Frank Überall, the director of the German Federation of Journalists (DJV), told DW that the German government appears uninterested. "You sometimes get the impression that people are asking, what does this have to do with us? He's not German. It has nothing to do with Germany directly," he said.

He believes that while Germany cannot be the "world's police," there is a "moral obligation" in such situations "to speak out loud and clear."

In response to DW's inquiry, Gyde Jensen, the chairwoman of the German parliament's human rights committee, noted that, "In case a humane accommodation of prisoners is not guaranteed, further investigations have to be made. Therefore, a review of the conditions of detention of Julian Assange seems necessary."

Jensen also emphasized her great concern over the protection of whistleblowers. "However, it is important that denunciation and slander are not tolerated and that the acquisition of information takes place within a reasonable scope," she said of the release of information by whistleblowers. 
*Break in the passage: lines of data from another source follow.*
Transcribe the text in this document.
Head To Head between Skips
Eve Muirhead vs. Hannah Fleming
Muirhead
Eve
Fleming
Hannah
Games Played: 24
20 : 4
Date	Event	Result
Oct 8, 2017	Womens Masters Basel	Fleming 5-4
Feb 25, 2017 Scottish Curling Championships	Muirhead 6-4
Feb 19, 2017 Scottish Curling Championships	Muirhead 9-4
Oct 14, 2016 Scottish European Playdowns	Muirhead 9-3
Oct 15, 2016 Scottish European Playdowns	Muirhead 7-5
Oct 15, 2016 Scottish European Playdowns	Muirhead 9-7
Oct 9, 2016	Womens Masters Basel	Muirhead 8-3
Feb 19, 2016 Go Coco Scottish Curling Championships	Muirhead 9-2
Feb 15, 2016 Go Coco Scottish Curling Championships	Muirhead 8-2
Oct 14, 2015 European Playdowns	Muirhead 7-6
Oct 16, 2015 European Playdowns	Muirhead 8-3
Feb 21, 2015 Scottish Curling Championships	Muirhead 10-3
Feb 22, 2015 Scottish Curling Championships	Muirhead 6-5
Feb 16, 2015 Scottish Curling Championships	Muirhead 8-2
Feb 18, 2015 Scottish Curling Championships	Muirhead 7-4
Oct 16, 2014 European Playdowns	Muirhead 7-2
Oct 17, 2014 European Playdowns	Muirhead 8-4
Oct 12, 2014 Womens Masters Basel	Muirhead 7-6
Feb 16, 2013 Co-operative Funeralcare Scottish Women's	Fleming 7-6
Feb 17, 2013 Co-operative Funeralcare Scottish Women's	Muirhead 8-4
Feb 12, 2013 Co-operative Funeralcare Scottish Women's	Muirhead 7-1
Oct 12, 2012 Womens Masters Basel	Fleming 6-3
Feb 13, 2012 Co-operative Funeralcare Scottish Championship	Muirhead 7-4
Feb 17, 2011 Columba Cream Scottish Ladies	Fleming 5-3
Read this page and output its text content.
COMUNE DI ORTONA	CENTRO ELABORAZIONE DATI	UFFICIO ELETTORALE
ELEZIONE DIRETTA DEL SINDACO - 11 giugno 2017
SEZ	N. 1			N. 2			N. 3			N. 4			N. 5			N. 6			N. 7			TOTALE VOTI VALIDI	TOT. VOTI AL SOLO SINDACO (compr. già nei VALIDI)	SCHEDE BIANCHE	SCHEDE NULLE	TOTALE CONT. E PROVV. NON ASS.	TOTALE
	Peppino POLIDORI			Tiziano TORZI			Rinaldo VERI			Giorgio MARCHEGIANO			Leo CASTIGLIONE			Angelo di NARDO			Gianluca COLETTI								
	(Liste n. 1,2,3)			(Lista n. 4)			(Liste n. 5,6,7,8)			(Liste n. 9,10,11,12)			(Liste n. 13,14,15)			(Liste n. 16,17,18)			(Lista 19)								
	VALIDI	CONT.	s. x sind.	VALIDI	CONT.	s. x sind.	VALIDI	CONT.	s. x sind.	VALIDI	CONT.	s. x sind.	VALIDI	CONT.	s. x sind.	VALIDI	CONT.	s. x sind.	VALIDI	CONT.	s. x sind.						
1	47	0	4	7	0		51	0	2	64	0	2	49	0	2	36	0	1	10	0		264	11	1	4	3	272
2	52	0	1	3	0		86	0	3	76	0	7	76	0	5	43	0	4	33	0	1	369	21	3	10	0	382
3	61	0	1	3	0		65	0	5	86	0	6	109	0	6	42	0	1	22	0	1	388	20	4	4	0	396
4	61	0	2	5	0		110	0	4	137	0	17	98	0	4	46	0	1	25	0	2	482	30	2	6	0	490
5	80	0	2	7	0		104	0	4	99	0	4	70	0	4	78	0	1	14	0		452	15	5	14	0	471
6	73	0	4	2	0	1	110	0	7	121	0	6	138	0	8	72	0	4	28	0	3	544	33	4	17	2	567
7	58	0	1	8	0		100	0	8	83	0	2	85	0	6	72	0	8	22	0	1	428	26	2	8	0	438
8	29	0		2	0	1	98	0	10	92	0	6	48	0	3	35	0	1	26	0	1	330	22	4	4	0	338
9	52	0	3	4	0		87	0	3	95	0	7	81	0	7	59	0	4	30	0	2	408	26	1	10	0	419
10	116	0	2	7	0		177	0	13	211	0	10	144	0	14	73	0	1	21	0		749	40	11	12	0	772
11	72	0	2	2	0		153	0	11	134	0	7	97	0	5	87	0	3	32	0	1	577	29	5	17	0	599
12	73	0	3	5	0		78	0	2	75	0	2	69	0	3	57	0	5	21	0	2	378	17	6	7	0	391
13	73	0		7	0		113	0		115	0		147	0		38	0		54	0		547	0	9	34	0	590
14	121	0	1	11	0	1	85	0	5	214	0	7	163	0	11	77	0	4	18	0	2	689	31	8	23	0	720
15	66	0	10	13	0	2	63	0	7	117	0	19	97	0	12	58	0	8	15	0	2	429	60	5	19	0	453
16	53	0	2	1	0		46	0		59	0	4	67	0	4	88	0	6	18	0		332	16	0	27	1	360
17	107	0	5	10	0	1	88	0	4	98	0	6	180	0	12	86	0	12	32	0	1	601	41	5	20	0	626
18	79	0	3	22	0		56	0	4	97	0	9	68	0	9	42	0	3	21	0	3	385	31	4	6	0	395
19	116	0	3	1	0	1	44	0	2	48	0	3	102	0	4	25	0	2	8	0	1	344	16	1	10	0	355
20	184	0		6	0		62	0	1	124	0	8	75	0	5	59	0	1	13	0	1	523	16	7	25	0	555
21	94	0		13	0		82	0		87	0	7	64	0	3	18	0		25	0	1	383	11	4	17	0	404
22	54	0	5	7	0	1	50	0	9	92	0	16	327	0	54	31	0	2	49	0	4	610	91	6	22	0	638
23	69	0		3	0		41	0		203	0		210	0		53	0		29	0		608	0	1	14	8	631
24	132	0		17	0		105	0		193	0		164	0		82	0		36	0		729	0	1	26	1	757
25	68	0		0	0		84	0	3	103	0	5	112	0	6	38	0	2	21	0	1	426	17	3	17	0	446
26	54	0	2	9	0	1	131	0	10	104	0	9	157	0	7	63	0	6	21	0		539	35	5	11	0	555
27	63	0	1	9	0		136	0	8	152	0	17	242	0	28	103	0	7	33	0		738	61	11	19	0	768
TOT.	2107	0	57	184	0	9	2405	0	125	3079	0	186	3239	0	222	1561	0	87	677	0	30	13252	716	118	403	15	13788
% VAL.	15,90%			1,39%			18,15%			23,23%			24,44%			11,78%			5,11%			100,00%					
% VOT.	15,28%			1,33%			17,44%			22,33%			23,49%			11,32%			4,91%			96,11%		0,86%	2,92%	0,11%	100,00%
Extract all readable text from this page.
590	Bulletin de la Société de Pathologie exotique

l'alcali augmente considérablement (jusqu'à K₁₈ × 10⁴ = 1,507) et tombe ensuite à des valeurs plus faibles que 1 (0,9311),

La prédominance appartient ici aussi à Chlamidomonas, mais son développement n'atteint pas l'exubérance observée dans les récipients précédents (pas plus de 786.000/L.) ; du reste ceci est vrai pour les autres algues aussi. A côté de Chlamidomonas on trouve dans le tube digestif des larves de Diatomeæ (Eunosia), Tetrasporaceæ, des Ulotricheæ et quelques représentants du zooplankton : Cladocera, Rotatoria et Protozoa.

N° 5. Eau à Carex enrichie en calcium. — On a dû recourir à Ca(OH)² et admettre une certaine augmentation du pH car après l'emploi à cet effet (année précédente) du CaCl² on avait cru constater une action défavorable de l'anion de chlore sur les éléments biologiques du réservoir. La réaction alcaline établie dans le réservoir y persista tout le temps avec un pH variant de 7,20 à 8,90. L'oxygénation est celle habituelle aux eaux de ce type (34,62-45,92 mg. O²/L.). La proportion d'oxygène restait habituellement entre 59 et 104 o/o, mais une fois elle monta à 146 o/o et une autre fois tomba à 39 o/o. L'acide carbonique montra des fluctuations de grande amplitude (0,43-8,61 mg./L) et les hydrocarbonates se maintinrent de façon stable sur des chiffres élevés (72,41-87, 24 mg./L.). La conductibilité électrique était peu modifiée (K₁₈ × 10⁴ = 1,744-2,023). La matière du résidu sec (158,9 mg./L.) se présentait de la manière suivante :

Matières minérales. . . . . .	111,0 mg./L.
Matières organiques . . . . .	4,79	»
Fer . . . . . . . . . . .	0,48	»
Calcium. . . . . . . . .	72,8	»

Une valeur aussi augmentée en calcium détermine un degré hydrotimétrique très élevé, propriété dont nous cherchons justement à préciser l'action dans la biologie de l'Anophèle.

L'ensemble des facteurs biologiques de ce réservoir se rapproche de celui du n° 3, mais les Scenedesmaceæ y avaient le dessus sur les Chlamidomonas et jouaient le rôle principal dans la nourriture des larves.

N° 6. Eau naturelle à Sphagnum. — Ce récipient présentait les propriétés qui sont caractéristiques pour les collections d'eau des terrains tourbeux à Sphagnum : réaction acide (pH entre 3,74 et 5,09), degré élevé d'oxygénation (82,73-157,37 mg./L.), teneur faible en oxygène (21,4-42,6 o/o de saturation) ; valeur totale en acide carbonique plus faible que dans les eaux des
Even though the US sees Wikileaks as a "hostile spy agency," many are concerned that Assange's case could set a dangerous precedent on freedom of the press and freedom of speech.

Melzer agrees with this view. "I think this is a crucial point in time where the people have to realize that this is not about some man whom they like or don't like, but that this is about their own rights and the integrity of the democracies and the rule of law systems that they live in."